The only other issue (beyond weaker writing, one unbelievable story line, and a bad ending to one of the other plots) I had with Deadline was the fact that Flowers has calmed down quite a bit and is becoming more 'domesticated'. As we age, I guess we all do, but when he came on the scene he was much more of a wild card. He's still out there a bit, but I think the series may be headed for less exciting days.
If you like Sandford, you should check out Deadline. It's pretty good, but not at the top of my list of favorites. If you haven't read him, check out earlier novels of the Prey series first, then put off the Flowers series until later. The more context you have as you get into Flowers, the better.
It was a Virgil book and just as fun as the rest .
While looking for missing dogs is not high on Virgil Flowers list of crimes to investigate and solve, he agrees to use a few of his vacation days to help his friend Johnson Johnson (not a typo) find the dogs. In the process, he discovers a large, illegal meth lab.
Chapter three is about a meeting of the local school board. After the short public part of the meeting, the members make everyone else leave while they have a private meeting. The topic is a newspaper reporter who is putting together a story about them, namely their syphoning millions of dollars from the school district. Other prominent members of the community are also involved in this crime. The reporter has somehow gathered evidence and is almost ready to get it published. At the meeting, the board members discuss how to get rid of him. At the end of the chapter, he is dead.

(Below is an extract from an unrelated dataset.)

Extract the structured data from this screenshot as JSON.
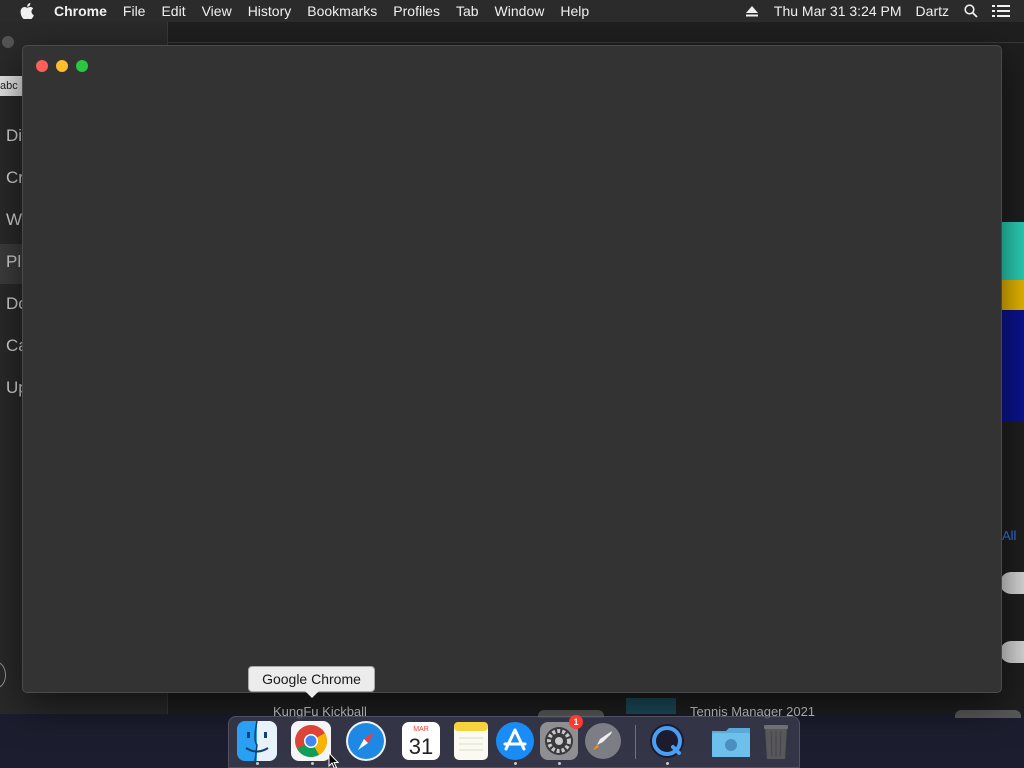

The remainder of the book follows Flowers as he works to solve the murder (which expands into more murders), and resolves the meth and dognapping cases with the help of some friends, other law enforcement personnel, and a boy named Muddy.
DEADLINE does an excellent job following all the steps leading to the conclusions of all the cases, some easier to resolve than others. At the end, Sandford lists what happens to the main perps involved.
“I don’t want to think we are paying a million and a half dollars for a sports compley so we can raise a bunce of brain damages dummies.”
John Sandford’s police novels are timeless. His writing is top-knotch. His stories are logical (sometimes requiring a bit of acceptance of circumstances), and his wit is subtle. The Virgil Flowers series are guaranteed good reads.
An investigator, Virgil Flowers, goes to a small town on a relatively small case, winds up with a couple bigger cases while there, and there's plenty of action and characters. I loved one of the minor characters, and elderly woman who provides Virgil some important information. You'll love her, too.
This isn't a literary novel, but it's good. There's plenty of cussing, for anyone who may be offended. It works with the story and people, though; it's not just there for effect. This book would make a good movie, and maybe some of Sandford's books have been made into movies.